Unggahan tersebut tidak dilengkapi metode verifikasi independen, dan tidak mencantumkan sumber pihak ketiga.

Saat lembaga negara memakai istilah “cek fakta” tanpa menjalankan metodologi pemeriksaannya, hal yang dipertaruhkan adalah kepercayaan publik.

Stempel “cek fakta” ini mengingatkan pada stempel hoaks yang dilakukan oleh kepolisian pada 2021 hingga 2021.

Bayangkan jika setiap institusi merasa berhak menyebut klarifikasinya sebagai fakta atau informasi yang berbeda sebagai hoaks. Padahal, kata “cek fakta” bukan label netral, melainkan janji integritas, yakni pemeriksaan atau pengecekan dilakukan dengan metodologi tertentu.

Cek fakta adalah proses jurnalistik yang melibatkan verifikasi independen, pelacakan sumber asli, perbandingan klaim dengan data, dan penyajian hasil secara transparan.

Sebagai perbandingan, Kompas.com yang memiliki kanal Cek Fakta yang terstruktur dalam tiga subkanal: “Hoaks atau Fakta,” “Data dan Fakta,” dan “Sejarah dan Fakta.”

Subkanal Hoaks atau Fakta berfungsi sebagai lini utama dalam membantah informasi palsu yang beredar di ruang publik.

Di sinilah berita debunk disusun dengan pendekatan investigatif, yakni melalui pelacakan sumber asli, verifikasi data, dan konfirmasi dengan narasumber terpercaya.

Dalam subkanal ini, Kompas.com menggunakan dua label utama: HOAKS dan KLARIFIKASI. Label HOAKS digunakan untuk informasi yang terbukti salah, baik karena manipulasi konten, judul yang tidak sesuai isi, maupun konteks yang sengaja dibelokkan.

Sementara itu, label KLARIFIKASI digunakan untuk menjelaskan konten satire, parodi, atau lelucon yang mungkin disalahpahami publik, tanpa adanya niat menyesatkan dari pembuat aslinya.

Subkanal Data dan Fakta menyajikan informasi berbasis data mengenai isu-isu terkini. Sementara itu, Sejarah dan Fakta memuat narasi sejarah yang disusun dari sumber-sumber terpercaya.

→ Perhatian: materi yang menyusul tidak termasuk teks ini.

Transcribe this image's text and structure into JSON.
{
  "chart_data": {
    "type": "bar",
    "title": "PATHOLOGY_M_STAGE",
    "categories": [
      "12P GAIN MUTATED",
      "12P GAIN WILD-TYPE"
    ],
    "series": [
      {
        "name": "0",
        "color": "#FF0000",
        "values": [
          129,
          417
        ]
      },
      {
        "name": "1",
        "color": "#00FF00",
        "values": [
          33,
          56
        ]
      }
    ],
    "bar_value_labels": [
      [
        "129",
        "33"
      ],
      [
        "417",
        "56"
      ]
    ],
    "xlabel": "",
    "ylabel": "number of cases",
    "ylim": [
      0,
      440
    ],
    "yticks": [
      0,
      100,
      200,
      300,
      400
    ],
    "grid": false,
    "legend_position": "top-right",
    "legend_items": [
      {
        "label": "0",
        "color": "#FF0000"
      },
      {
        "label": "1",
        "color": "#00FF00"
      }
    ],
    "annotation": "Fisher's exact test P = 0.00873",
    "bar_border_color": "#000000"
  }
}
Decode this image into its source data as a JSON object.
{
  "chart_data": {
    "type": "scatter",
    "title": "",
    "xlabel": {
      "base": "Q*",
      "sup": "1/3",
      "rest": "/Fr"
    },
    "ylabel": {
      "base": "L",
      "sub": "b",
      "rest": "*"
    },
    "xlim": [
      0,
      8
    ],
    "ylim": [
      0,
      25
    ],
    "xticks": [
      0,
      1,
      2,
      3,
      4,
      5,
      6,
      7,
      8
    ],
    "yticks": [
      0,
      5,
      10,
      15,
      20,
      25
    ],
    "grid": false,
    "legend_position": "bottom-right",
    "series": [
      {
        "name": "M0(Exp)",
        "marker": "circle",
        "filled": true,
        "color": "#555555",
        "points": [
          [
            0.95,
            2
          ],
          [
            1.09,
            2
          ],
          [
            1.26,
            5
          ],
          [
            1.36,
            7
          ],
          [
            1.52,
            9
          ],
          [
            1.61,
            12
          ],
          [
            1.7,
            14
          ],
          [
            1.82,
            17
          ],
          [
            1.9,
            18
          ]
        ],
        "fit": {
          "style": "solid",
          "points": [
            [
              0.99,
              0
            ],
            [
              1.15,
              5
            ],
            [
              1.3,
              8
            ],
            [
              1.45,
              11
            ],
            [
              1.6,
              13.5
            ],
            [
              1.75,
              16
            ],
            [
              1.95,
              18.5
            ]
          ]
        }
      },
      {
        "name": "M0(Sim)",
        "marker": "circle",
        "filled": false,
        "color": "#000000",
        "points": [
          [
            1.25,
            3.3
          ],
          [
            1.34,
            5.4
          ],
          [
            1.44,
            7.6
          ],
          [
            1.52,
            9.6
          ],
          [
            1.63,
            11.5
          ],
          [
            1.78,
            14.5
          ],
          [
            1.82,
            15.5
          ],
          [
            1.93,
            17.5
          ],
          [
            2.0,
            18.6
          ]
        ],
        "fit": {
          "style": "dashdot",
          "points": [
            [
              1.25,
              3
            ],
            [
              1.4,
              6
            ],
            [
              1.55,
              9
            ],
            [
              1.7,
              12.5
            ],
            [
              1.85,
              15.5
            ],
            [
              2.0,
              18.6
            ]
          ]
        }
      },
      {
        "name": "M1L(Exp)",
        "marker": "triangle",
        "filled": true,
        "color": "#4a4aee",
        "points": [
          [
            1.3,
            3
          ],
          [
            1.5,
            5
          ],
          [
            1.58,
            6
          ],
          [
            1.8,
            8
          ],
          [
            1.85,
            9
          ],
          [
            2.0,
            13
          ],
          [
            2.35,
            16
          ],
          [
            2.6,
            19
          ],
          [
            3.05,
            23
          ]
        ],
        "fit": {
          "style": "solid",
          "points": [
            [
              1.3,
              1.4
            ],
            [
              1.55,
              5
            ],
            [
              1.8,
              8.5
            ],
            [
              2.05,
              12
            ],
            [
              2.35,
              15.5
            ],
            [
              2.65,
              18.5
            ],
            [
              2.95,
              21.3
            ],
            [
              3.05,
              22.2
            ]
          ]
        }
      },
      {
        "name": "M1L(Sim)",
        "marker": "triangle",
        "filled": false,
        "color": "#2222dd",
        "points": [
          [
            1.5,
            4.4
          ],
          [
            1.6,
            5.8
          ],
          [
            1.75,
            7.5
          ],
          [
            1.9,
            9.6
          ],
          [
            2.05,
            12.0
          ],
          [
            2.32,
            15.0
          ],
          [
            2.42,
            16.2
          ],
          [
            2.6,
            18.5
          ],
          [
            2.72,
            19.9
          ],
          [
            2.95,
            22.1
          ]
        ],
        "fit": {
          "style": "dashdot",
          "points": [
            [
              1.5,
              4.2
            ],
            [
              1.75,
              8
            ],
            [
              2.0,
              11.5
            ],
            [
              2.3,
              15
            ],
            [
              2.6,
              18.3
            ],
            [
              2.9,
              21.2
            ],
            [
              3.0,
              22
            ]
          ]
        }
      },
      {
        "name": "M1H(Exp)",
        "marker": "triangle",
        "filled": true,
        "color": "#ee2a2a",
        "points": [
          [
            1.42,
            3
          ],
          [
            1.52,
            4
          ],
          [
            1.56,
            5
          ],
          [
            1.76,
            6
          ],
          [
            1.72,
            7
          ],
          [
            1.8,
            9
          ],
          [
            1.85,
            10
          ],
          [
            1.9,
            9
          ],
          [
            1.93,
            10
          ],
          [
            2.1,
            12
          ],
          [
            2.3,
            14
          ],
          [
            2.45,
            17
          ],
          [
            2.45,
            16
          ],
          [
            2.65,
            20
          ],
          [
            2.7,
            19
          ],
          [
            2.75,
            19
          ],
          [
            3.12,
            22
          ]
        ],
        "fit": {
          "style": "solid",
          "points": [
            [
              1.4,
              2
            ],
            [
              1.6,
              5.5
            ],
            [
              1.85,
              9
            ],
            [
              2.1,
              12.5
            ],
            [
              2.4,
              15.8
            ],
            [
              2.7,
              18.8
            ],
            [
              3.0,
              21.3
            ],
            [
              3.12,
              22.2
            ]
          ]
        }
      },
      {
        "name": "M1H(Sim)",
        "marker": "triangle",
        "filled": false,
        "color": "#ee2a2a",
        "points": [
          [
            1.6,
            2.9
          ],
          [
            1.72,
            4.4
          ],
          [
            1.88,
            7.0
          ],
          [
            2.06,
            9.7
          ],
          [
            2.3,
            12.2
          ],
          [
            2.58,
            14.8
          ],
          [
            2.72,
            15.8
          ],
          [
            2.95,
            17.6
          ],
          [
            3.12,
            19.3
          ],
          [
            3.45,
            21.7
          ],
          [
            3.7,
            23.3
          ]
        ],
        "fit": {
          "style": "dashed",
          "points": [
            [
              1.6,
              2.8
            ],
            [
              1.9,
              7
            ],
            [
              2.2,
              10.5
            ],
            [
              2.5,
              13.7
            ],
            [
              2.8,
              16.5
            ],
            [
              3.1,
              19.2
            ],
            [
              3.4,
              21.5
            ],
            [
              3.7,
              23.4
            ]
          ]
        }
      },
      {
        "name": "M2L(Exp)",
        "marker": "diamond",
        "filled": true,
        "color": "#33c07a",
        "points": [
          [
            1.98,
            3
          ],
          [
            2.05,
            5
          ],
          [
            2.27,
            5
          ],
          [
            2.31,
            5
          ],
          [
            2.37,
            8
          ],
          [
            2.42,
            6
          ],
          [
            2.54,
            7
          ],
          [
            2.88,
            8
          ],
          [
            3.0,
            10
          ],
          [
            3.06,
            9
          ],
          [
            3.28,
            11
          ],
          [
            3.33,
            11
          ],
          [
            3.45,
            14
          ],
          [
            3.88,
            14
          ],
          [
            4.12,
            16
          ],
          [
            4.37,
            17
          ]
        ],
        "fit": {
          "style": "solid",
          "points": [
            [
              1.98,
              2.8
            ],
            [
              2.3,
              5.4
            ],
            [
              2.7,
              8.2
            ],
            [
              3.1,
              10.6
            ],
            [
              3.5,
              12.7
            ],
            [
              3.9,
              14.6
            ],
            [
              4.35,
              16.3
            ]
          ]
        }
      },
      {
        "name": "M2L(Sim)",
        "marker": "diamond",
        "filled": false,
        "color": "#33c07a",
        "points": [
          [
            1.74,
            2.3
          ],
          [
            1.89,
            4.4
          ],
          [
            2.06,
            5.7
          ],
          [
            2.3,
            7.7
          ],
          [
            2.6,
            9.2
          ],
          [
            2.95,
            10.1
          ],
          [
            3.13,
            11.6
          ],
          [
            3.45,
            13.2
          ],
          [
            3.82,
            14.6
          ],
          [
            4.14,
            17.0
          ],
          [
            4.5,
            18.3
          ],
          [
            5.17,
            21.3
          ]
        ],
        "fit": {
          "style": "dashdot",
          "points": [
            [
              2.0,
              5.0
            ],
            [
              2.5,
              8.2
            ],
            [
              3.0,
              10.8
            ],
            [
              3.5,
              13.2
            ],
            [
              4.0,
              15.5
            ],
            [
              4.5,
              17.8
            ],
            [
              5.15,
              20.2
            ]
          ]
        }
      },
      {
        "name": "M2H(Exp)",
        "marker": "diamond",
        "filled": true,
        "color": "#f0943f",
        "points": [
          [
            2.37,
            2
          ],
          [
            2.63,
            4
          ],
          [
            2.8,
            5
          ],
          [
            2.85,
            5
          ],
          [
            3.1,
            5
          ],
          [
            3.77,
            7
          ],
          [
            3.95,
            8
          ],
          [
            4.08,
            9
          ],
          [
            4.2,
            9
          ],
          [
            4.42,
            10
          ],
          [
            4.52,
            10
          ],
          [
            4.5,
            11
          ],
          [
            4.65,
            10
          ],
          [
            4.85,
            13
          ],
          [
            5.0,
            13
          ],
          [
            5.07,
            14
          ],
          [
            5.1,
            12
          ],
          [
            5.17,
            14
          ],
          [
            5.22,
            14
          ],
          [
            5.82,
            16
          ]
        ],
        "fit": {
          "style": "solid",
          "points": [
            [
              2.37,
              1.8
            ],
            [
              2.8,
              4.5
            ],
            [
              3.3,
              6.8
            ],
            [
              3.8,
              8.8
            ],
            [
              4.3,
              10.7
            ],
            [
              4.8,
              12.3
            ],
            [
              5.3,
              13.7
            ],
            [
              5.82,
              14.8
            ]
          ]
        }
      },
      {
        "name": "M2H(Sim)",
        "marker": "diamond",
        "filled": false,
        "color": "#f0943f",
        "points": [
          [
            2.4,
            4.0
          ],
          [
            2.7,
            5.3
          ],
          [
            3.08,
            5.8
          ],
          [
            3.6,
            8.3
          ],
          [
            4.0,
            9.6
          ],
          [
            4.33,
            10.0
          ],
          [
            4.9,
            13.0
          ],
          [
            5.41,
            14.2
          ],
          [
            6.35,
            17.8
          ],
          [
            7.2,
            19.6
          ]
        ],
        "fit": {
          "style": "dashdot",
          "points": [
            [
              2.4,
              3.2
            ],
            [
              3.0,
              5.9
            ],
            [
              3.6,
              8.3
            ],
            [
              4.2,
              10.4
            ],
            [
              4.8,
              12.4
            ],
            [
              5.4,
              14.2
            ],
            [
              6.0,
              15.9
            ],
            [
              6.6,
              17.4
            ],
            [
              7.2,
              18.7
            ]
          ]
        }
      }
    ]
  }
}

Berbeda dengan “Hoaks atau Fakta” yang bersifat membantah, kedua subkanal ini mengedepankan pendekatan informatif. Kedua subkanal ini menyuguhkan informasi faktual dan kontekstual kepada pembaca, baik untuk isu aktual maupun peristiwa sejarah.

Struktur semacam ini memperlihatkan bagaimana Kompas.com tidak hanya membantah hoaks, tetapi juga berusaha membangun pemahaman publik melalui penyajian data yang akurat dan narasi sejarah yang bertanggung jawab.

Jika melihat prosedur yang dilakukan oleh Kompas.com, apakah layak lembaga pemerintah memberikan cap disinformasi tanpa ada kerja verifikasi atau cek fakta? Jika unggahannya bersifat klarifikasi, mengapa tidak disebut sebagai klarifikasi?

Pemerintah boleh melakukan komunikasi publik. Bahkan, pemerintah wajib memberi klarifikasi terhadap isu-isu yang menyesatkan.

Namun, menyebut diri sebagai “cek fakta” sambil menghindari prinsip-prinsip cek fakta adalah bentuk penyalahgunaan terhadap prinsip cek fakta.

Kritik ini bukan ditujukan untuk melemahkan upaya pemerintah melawan hoaks, tapi untuk menjaga standar etik dan publikasi.

Jika pemerintah sungguh ingin melawan hoaks secara kredibel, dukungan seharusnya diarahkan pada lembaga-lembaga yang independen, transparan, dan berpengalaman menjalankan verifikasi.

Namun, bukan dengan mengklaim label “cek fakta” tanpa proses yang dapat diuji.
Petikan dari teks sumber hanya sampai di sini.